Professor Janice Levy will participate in a reading at Wells College featuring the editors and writers of Stone Canoe, Syracuse University's annual journal of arts, literature and social commentary. Levy's work titled Welcome to Saudi Arabia is included in the issue.
The reading will take place at 7:00 p.m. on Thursday, March 27, in the Art Exhibit Room of Macmillan Hall on the Wells College campus. This event is free and open to the public, and refreshments will be provided.
In addition to Levy, editors and writers associated with current issue #8 of Stone Canoe include General Editor Robert Colley, nonfiction writer Christopher Gonzales, poets Bruce Bennett, James Crenner, and Sarah Jefferis, and fiction writers Jennifer Savran Kelly, Kailey McDonald, and Joey Marzocchi.
Patricia Zimmermann, professor of screen studies and codirector of the Finger Lakes Environmental Film Festival (FLEFF), delivered invited lectures and conducted workshops on documentary new media forms in Guinea in February 2014. She was posted to West Africa as part of the American Film Showcase, a US State Department initiative to foster cultural exchange and understanding.
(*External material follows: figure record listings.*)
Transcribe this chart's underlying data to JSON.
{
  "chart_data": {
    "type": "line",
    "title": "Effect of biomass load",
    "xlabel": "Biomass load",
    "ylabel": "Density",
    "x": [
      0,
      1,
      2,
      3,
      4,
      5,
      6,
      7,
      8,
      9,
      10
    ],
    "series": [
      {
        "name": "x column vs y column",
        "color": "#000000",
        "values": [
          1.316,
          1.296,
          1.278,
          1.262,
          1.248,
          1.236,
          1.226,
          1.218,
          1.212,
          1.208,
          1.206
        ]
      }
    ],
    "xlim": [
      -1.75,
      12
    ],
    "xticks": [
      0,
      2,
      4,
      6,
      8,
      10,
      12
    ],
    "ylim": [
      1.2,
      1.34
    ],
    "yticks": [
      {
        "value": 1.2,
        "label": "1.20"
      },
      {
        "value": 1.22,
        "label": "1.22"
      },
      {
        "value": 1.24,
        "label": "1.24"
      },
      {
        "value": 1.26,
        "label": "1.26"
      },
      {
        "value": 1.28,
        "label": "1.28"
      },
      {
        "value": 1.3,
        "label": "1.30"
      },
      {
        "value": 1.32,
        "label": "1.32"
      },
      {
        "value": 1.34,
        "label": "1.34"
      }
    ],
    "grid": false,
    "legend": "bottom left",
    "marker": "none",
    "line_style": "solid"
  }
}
Zimmermann presented a formal lecture on new media entitled "New Emerging Forms of Documentary Participatory Media in Action" at US AID and the US Embassy in Conakry, Guinea, for the Guinean Film Association, a group of professional producers, directors and writers. Showcasing US-based transmedia projects exhibited in previous Finger Lake Environmental Film Festivals at Ithaca College, her talk theorized the function of collaborative, interactive, and permeable new media practices to open up spaces for new encounters.
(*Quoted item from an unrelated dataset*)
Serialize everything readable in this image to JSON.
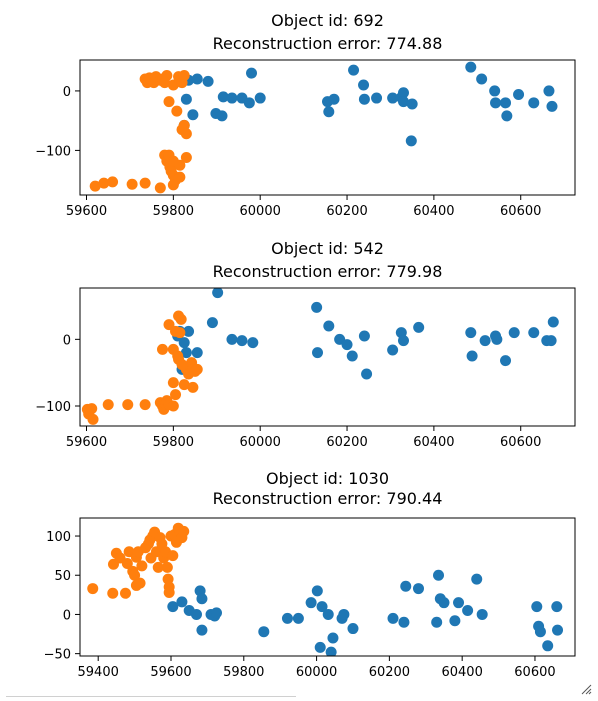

Legacy Cleaning, a short film written by Jack Bryant, will screen at the Green Mountain International Film Festival later this month and at the Boston International Film Festival on April 13. Bryant is an assistant professor in the Department of Media Arts, Sciences, and Studies.
The film, directed and produced by Kerstin Karlhuber, tells the story of a maid who finds herself alone in a mansion and thinks she’s found the secret to happiness in how the other half lives.
For more information on the film, click here.
Assistant Professor Joshua Bonnetta gave an artist talk and presented his installation work Strange Lines and Distances at the Museum of Contemporary Art in Cleveland in February. The work will be released in March as LP/DVD by Experimedia Films with a monograph by Jeffrey Sconce.
Strange Lines and Distances won the Deluxe Cinematic Vision Award at the Images Festival for 'excellence and innovation in the 'visual realisation of work by a Canadian film or video artist' and has been previously presented at the Berlin Film Festival and the Rotterdam Film Festival.